Philae lander may not have disintegrated as comet passed Sun
In recent months, the increasing solar energy has been warming the comet’s frozen ices – turning them to gas – which pours out into space, dragging dust along with it. The period around perihelion is scientifically very important, as the intensity of the sunlight increases and parts of the comet previously cast in years of darkness are flooded with sunlight.
“There’s no way we can say the lander is dead”, he said.
European probe Rosetta spacecraft has recently captured a brilliant plume of gas and dust erupted from the comet Comet 67P/Churyumov-Gerasimenko.
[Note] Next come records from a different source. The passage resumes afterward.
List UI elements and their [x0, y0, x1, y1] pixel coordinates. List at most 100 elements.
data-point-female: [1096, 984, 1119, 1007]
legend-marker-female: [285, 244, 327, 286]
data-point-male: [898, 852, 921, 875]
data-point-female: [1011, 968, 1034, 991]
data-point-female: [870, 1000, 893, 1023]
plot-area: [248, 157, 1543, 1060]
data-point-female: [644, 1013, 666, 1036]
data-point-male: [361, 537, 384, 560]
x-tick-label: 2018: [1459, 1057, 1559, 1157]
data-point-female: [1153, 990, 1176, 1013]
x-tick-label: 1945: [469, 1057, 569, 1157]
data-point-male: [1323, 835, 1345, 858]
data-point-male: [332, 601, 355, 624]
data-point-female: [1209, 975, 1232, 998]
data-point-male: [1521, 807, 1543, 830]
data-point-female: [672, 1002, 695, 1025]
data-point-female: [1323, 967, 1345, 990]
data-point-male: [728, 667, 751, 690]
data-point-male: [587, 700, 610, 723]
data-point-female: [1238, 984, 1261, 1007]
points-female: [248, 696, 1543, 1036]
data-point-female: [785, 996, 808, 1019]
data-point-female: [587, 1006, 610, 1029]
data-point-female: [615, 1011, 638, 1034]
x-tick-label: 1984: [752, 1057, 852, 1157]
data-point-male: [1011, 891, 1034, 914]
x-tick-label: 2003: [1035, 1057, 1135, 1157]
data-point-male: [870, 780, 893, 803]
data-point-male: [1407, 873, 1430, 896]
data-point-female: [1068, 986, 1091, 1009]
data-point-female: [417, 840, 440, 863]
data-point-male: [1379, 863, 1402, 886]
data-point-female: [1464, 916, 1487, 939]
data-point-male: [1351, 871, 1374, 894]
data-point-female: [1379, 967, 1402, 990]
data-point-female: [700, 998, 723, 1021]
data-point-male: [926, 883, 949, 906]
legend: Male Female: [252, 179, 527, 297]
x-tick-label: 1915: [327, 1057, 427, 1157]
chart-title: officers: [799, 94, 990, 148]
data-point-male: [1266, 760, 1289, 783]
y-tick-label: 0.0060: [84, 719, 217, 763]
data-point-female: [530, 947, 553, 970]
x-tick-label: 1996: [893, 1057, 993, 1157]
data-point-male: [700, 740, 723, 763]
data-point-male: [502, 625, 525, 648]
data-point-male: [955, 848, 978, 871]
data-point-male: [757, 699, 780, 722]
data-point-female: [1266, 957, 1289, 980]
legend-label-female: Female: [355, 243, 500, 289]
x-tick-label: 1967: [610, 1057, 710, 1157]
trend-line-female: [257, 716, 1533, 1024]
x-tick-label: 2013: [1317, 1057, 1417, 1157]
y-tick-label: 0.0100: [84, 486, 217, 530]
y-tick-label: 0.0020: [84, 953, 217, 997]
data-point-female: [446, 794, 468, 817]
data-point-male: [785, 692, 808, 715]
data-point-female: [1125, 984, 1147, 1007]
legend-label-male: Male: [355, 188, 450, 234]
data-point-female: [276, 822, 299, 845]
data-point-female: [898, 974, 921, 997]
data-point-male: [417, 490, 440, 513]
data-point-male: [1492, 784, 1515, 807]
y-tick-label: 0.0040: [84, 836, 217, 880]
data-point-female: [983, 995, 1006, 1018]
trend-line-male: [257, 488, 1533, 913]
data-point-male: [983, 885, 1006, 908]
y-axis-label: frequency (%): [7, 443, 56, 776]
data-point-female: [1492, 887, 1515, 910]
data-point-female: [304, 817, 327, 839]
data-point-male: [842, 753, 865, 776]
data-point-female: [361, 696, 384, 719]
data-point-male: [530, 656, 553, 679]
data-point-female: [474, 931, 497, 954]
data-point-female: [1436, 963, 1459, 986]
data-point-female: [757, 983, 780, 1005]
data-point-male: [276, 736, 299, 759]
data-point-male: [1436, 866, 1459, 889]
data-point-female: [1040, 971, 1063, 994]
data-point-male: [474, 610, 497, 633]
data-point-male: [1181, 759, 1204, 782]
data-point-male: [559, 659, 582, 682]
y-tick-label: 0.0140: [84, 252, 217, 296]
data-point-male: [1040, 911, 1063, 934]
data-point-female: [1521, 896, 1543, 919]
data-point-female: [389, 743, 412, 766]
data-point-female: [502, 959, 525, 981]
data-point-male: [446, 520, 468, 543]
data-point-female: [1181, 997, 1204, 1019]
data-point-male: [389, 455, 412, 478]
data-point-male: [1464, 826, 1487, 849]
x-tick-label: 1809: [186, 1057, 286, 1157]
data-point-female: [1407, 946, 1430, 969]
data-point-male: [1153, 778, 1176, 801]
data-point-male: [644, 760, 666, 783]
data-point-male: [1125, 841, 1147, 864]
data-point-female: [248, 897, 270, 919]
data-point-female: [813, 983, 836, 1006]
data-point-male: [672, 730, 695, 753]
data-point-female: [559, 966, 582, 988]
Philae lander and Rosetta satellite are on the brink of following Comet 67P/C-G through perihelion. “On its unique website it will have been too scorching by March or April”.
However, because it bounced and tumbled to a halt on a shadier stretch of the alien surface, it might have been able to witness the dramatic show on the comet as it warmed.
The comet, which is made of ice, minerals and organic particles, has gone into a burst of activity prompted the approaching Sun’s heat.
German Aerospace Centre (DLR) spokeswoman Manuela Braun said while the project experienced disadvantages, there were unexpected advantages.
The European Space Agency (ESA) described the event snapped by its spacecraft’s cameras as “one dramatic outburst event proving so powerful that it even pushed away the incoming solar wind”. The jet, the brightest seen to date, was first recorded in an image taken at 6:24 a.m. PDT (9:24 a.m. EDT, 13:24 GMT) on July 29, but not in an image taken 18 minutes earlier.
However, it is uncertain if Philae will transmit any more information from its perch on the comet.
Philae’s inadvertently protected location raises the tantalising prospect of again waking the lander, if mission scientists can work out a way to contact it (Philae last communicated during July, so scientists have had to cross their fingers and hope it’s received a handful of commands they sent).
“We have the advantage that it (Philae) is really now travelling alive on the comet”. As it prepared for its closest approch to the sun, it could display more such outbursts, astronomers say.
Further complicating communication is the fact that Rosetta has had to move farther away to avoid the confounding effects of the dust storm on its star-tracking navigation system. This distance will be approximately 186 million km from the Earth, which puts it in between the orbits of Earth and Mars.